A reportagem destaca, diversas vezes, que as acusações feitas por Bolsonaro e por líderes das Forças Armadas ocorrem “apesar de pouca evidências de fraudes anteriores”, e que isso vem aumentando as já altas tensões sobre “a estabilidade da maior democracia da América Latina”.
O NYT relembra que os militares enviaram questionamentos ao Tribunal Superior Eleitoral (TSE) sobre o pleito de outubro, e que eles receberam uma vaga no cômite da transparência das eleições “para aliviar os temores de que Bolsonaro havia despertado sobre a votação”.
A publicação destaca que Bolsonaro “tem falado com carinho” sobre a ditadura que o Brasil viveu entre 1964 e 1985, e que o presidente brasileiro tem sempre evidenciado como as Forças Armadas respondem a ele.
“Faltando pouco mais de quatro meses para uma das votações mais importantes da América Latina em anos, um confronto de alto risco está se formando. De um lado, o presidente, alguns líderes militares e muitos eleitores de direita argumentam que a eleição está aberta a fraudes. Do outro, políticos, juízes, diplomatas estrangeiros e jornalistas estão soando o alarme de que Bolsonaro está preparando o cenário para uma tentativa de golpe”, diz trecho da reportagem.

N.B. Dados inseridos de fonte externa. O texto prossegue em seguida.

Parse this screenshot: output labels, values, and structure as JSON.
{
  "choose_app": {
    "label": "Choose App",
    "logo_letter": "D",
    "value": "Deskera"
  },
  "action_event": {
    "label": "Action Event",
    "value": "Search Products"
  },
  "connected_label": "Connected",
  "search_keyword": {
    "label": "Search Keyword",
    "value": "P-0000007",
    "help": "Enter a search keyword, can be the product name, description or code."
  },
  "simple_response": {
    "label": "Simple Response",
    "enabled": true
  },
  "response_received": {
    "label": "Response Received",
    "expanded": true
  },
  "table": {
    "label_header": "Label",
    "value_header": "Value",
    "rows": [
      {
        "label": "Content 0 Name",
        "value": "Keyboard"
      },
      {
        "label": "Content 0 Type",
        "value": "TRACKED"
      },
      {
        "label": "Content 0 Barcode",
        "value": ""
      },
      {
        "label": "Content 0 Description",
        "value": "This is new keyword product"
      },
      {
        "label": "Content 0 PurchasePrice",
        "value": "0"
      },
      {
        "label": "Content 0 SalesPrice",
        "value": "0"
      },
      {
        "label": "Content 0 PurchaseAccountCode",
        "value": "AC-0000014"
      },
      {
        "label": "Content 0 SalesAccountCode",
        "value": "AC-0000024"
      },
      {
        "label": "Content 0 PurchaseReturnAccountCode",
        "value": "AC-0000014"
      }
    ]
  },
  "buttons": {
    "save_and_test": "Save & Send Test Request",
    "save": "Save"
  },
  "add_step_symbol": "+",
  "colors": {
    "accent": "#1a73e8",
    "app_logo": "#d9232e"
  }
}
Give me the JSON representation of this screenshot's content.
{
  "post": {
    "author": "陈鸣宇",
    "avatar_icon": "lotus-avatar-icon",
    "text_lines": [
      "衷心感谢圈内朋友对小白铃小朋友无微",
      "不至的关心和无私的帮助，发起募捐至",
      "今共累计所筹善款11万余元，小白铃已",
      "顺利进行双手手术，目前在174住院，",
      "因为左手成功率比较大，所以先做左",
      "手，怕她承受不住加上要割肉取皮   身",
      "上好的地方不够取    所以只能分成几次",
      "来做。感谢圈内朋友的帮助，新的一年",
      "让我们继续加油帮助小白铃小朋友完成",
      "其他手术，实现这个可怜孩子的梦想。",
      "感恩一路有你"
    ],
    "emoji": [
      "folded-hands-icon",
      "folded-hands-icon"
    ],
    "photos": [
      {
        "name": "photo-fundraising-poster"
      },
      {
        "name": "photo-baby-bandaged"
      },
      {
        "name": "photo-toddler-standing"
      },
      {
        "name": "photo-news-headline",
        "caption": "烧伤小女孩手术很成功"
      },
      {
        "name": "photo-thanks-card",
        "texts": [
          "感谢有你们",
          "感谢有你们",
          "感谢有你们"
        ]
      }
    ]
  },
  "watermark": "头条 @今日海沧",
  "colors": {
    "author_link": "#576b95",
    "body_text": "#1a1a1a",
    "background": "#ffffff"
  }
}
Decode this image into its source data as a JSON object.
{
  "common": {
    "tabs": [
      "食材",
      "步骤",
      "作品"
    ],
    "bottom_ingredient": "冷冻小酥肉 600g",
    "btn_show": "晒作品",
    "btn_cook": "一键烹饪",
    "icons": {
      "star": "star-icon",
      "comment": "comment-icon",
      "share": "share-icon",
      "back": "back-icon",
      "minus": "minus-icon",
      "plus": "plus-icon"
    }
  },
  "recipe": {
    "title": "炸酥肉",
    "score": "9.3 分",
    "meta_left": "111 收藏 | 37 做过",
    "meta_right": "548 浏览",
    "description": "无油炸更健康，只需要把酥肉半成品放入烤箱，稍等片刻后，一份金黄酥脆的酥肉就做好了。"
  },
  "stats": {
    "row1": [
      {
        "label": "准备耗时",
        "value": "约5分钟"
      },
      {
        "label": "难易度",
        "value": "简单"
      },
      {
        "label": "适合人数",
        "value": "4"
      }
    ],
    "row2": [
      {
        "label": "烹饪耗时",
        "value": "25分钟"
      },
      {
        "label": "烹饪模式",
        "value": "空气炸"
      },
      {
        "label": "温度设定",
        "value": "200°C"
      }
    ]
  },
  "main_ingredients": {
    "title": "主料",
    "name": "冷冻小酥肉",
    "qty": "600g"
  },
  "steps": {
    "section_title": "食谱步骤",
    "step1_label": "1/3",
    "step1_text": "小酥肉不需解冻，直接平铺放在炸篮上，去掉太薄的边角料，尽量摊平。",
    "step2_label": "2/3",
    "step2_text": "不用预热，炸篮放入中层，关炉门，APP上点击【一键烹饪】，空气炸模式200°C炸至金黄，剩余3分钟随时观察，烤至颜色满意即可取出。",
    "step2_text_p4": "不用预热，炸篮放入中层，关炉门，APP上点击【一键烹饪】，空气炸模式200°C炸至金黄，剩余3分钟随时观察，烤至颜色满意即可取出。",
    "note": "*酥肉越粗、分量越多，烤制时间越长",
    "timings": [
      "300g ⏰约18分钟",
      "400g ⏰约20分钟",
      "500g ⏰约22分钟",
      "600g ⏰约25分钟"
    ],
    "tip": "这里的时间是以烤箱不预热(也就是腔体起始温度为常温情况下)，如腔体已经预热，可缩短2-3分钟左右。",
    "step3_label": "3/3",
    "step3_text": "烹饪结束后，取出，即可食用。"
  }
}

A publicação faz uma relação entre as táticas adotadas por Bolsonaro e atitudes tomadas pelo último residente dos Estados Unidos, Donald Trump, após ter perdido as eleições de 2020. “Os dois homens (Bolsonaro e Trump) refletem um retrocesso democrático mais amplo que se desdobra em todo o mundo”, diz o jornal.
A reportagem do The New York Times é finalizada com um questionamento sobre o papel das Forças Armadas no pleito brasileiro. “Como o apoio dos militares pode ser fundamental para um golpe, uma pergunta popular nos círculos políticos se tornou: se Bolsonaro contestasse a eleição, como os 340.000 membros das forças armadas reagiriam?”, diz trecho final da reportagem.